Update of ACC Expert consensus decision pathway on management of atherosclerotic CVD risk
2017 Focused Update of the 2016 ACC Expert Consensus Decision Pathway on the Role of Non-Statin Therapies for LDL-Cholesterol Lowering in the Management of Atherosclerotic Cardiovascular Disease Risk
A Report of the American College of Cardiology Task Force on Expert Consensus Decision Pathways - Endorsed by the National Lipid Association
New data from the FOURIER and the SPIRE-1 and -2 studies with PCSK9 inhibitors led to an update of the 2016 ACC consensus paper on the role of non-statin therapies for LDL-C lowering in the management of atherosclerotic CV disease (ASCVD) risk. The aim of the update is to answer the following questions regarding the use of non-statin therapies:
- In what patient populations should non-statin therapies be considered?
- In what situations should non-statin therapies be considered, that is, when is the amount of LDL-C lowering less than anticipated, less than desired, or inadequate, and which treatment options should be considered in patients who are truly statin intolerant?
- If non-statin therapies are to be added, which agents or therapies should be considered and in what order?
The main changes to the 2016 consensus paper are the following:
- The 2016 consensus thresholds for the evaluation of the net ASCVD risk were the percent reduction in LDL-C or absolute LDL-C levels in patients with clinical ASCVD, in patients with baseline LDL-C ≥ 190 mg/dL, or in patients in primary prevention. In patients with diabetes with or without clinical ASCVD, it was stated that the clinician may consider absolute LDL-C and/or non-HDL-C levels. In the 2017 update, both LDL-C and non-HDL-C thresholds can be used for all patients.
- For patients with clinical ASCVD and baseline LDL-C of 70-189 mg/dL, the threshold for consideration of net ASCVD risk reduction benefit is an LDL-C reduction of at least 50%, LDL-C < 70 mg/dL or non-HDL-C < 100 mg/dL, independently of the existence of comorbidities. In the 2016 consensus paper, these thresholds were recommended only for patients with comorbidities.
- In the 2016 consensus paper, during the decision-making to proceed with the addition of a non-statin therapy on top of a statin, it was deemed reasonable to consider the addition of ezetimibe as the initial agent and a PCSK9 inhibitor as the second agent. In the 2017 update, the choice of the add-on non-statin agent should weigh the addition of either ezetimibe or a PCSK9 inhibitor in light of considerations of the additional percent LDL-C reduction desired, patients’ preferences, costs, route of administration, and other factors.

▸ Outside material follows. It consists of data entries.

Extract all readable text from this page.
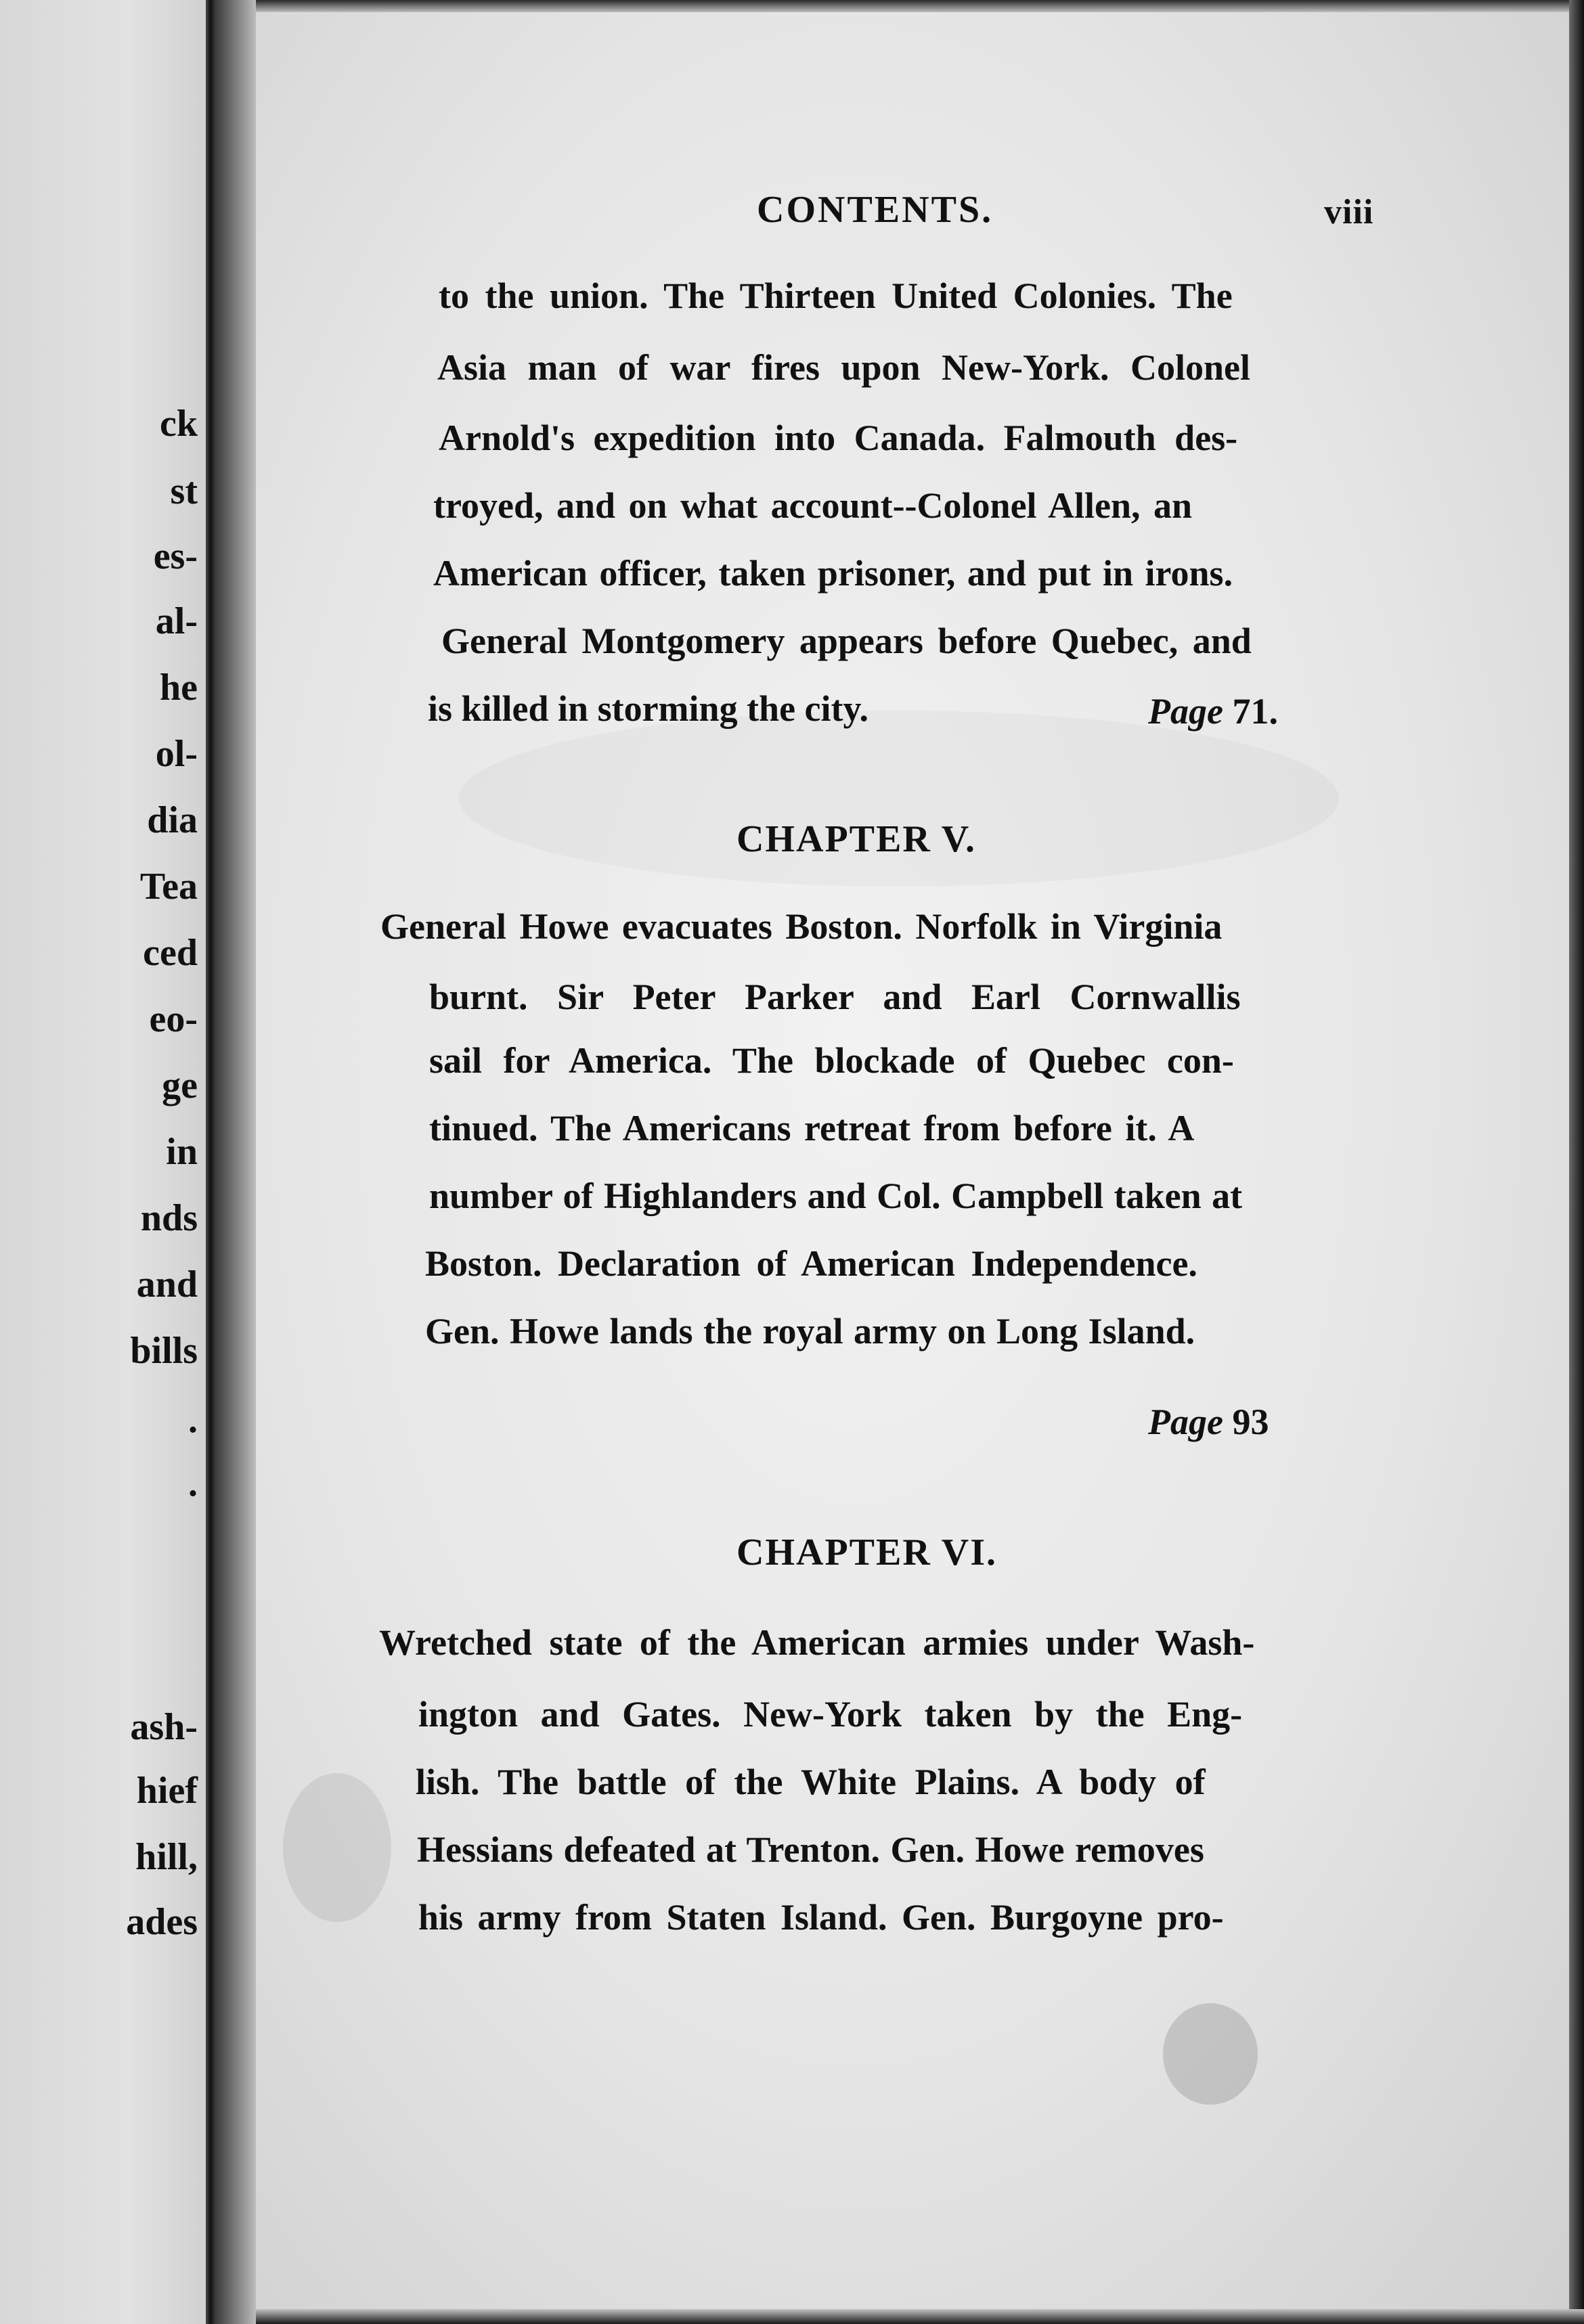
ck
st
es-
al-
he
ol-
dia
Tea
ced
eo-
ge
in
nds
and
bills
.
.
ash-
hief
hill,
ades
CONTENTS.	viii
to the union. The Thirteen United Colonies. The
Asia man of war fires upon New-York. Colonel
Arnold's expedition into Canada. Falmouth des-
troyed, and on what account--Colonel Allen, an
American officer, taken prisoner, and put in irons.
General Montgomery appears before Quebec, and
is killed in storming the city.	Page 71.
CHAPTER V.
General Howe evacuates Boston. Norfolk in Virginia
burnt. Sir Peter Parker and Earl Cornwallis
sail for America. The blockade of Quebec con-
tinued. The Americans retreat from before it. A
number of Highlanders and Col. Campbell taken at
Boston. Declaration of American Independence.
Gen. Howe lands the royal army on Long Island.
Page 93
CHAPTER VI.
Wretched state of the American armies under Wash-
ington and Gates. New-York taken by the Eng-
lish. The battle of the White Plains. A body of
Hessians defeated at Trenton. Gen. Howe removes
his army from Staten Island. Gen. Burgoyne pro-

- In the 2016 consensus paper, the additional factors for the identification of higher-risk patients with clinical ASCVD included diabetes, a recent ASCVD event (<3 months), an ASCVD event while already taking a statin, poorly controlled other major ASCVD risk factors, elevated lipoprotein(a), chronic kidney disease, symptomatic HF, maintenance hemodialysis, and baseline LDL-C of at least 190 mg/dL not due to secondary causes. The 2017 update added being 65 years or older, prior MI or non-hemorrhagic stroke, current daily cigarette smoking, symptomatic PAD with prior MI or stroke, history of non-MI related coronary revascularization, residual CAD with stenosis ≥ 40% in ≥ 2 large vessels, HDL-C < 40 mg/dL for men and < 50 mg/dL for women, hr-CRP > 2 mg/L, or metabolic syndrome.

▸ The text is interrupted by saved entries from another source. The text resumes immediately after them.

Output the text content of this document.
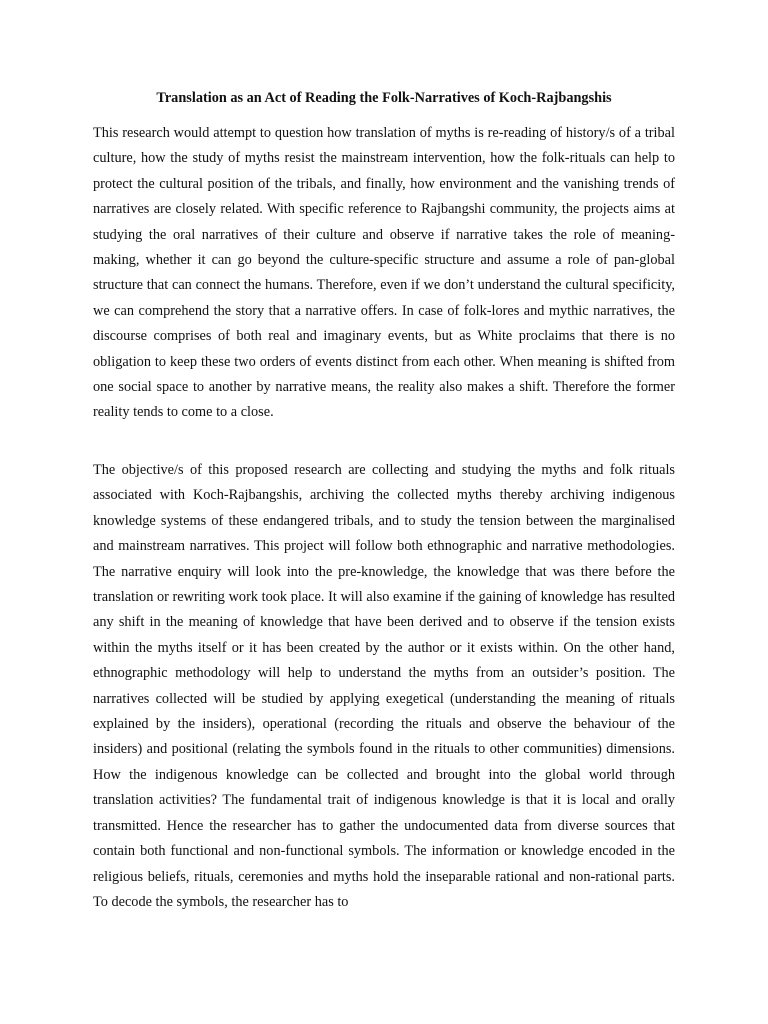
Translation as an Act of Reading the Folk-Narratives of Koch-Rajbangshis

This research would attempt to question how translation of myths is re-reading of history/s of a tribal culture, how the study of myths resist the mainstream intervention, how the folk-rituals can help to protect the cultural position of the tribals, and finally, how environment and the vanishing trends of narratives are closely related. With specific reference to Rajbangshi community, the projects aims at studying the oral narratives of their culture and observe if narrative takes the role of meaning-making, whether it can go beyond the culture-specific structure and assume a role of pan-global structure that can connect the humans. Therefore, even if we don’t understand the cultural specificity, we can comprehend the story that a narrative offers. In case of folk-lores and mythic narratives, the discourse comprises of both real and imaginary events, but as White proclaims that there is no obligation to keep these two orders of events distinct from each other. When meaning is shifted from one social space to another by narrative means, the reality also makes a shift. Therefore the former reality tends to come to a close.

The objective/s of this proposed research are collecting and studying the myths and folk rituals associated with Koch-Rajbangshis, archiving the collected myths thereby archiving indigenous knowledge systems of these endangered tribals, and to study the tension between the marginalised and mainstream narratives. This project will follow both ethnographic and narrative methodologies. The narrative enquiry will look into the pre-knowledge, the knowledge that was there before the translation or rewriting work took place. It will also examine if the gaining of knowledge has resulted any shift in the meaning of knowledge that have been derived and to observe if the tension exists within the myths itself or it has been created by the author or it exists within. On the other hand, ethnographic methodology will help to understand the myths from an outsider’s position. The narratives collected will be studied by applying exegetical (understanding the meaning of rituals explained by the insiders), operational (recording the rituals and observe the behaviour of the insiders) and positional (relating the symbols found in the rituals to other communities) dimensions. How the indigenous knowledge can be collected and brought into the global world through translation activities? The fundamental trait of indigenous knowledge is that it is local and orally transmitted. Hence the researcher has to gather the undocumented data from diverse sources that contain both functional and non-functional symbols. The information or knowledge encoded in the religious beliefs, rituals, ceremonies and myths hold the inseparable rational and non-rational parts. To decode the symbols, the researcher has to
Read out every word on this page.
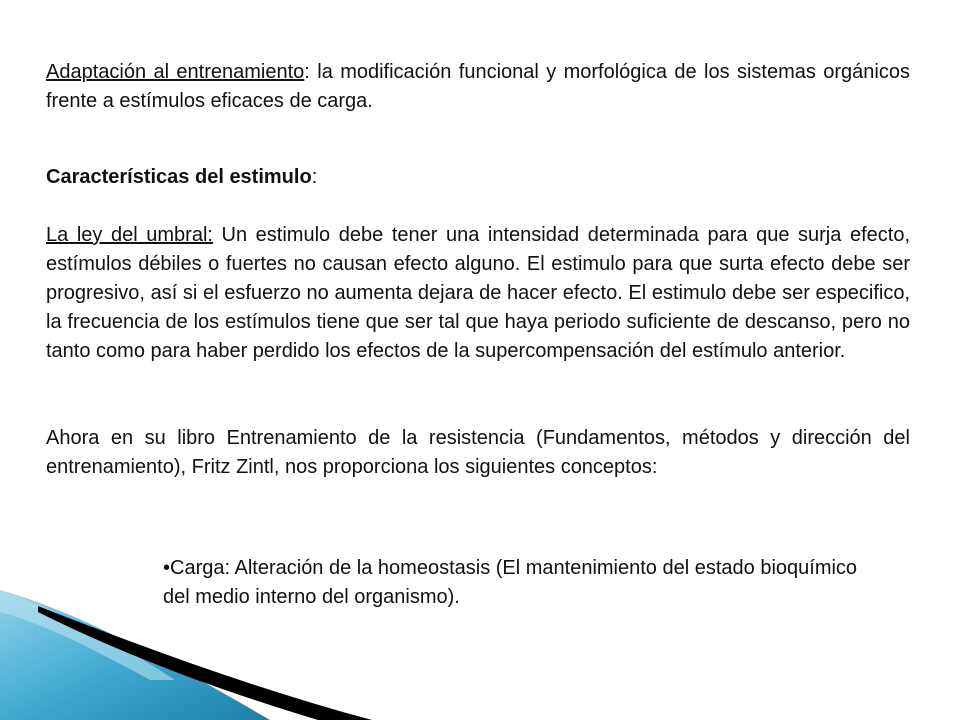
Adaptación al entrenamiento: la modificación funcional y morfológica de los sistemas orgánicos frente a estímulos eficaces de carga.

Características del estimulo:

La ley del umbral: Un estimulo debe tener una intensidad determinada para que surja efecto, estímulos débiles o fuertes no causan efecto alguno. El estimulo para que surta efecto debe ser progresivo, así si el esfuerzo no aumenta dejara de hacer efecto. El estimulo debe ser especifico, la frecuencia de los estímulos tiene que ser tal que haya periodo suficiente de descanso, pero no tanto como para haber perdido los efectos de la supercompensación del estímulo anterior.

Ahora en su libro Entrenamiento de la resistencia (Fundamentos, métodos y dirección del entrenamiento), Fritz Zintl, nos proporciona los siguientes conceptos:

•Carga: Alteración de la homeostasis (El mantenimiento del estado bioquímico del medio interno del organismo).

The 2017 update of the 2016 consensus paper addresses current gaps in care for LDL-C lowering to reduce ASCVD risk. The algorithms endorse the 4 evidence-based statin benefit groups identified in the 2013 ACC/AHA cholesterol guidelines and assume that the patient is currently taking or has attempted to take a statin, given that this is the most effective initial therapy. The 4 evidence-based statin benefit groups are:
- Patients with clinical ASCVD
- Patients with LDL-C ≥190 mg/dL, not due to secondary causes
- Patients aged 40 - 75 years with DM and LDL-C 70 - 189 mg/dL
- Patients aged 40 - 75 years without DM, but with LDL-C 70 - 189 mg/dL and predicted 10-year ASCVD risk ≥7.5%.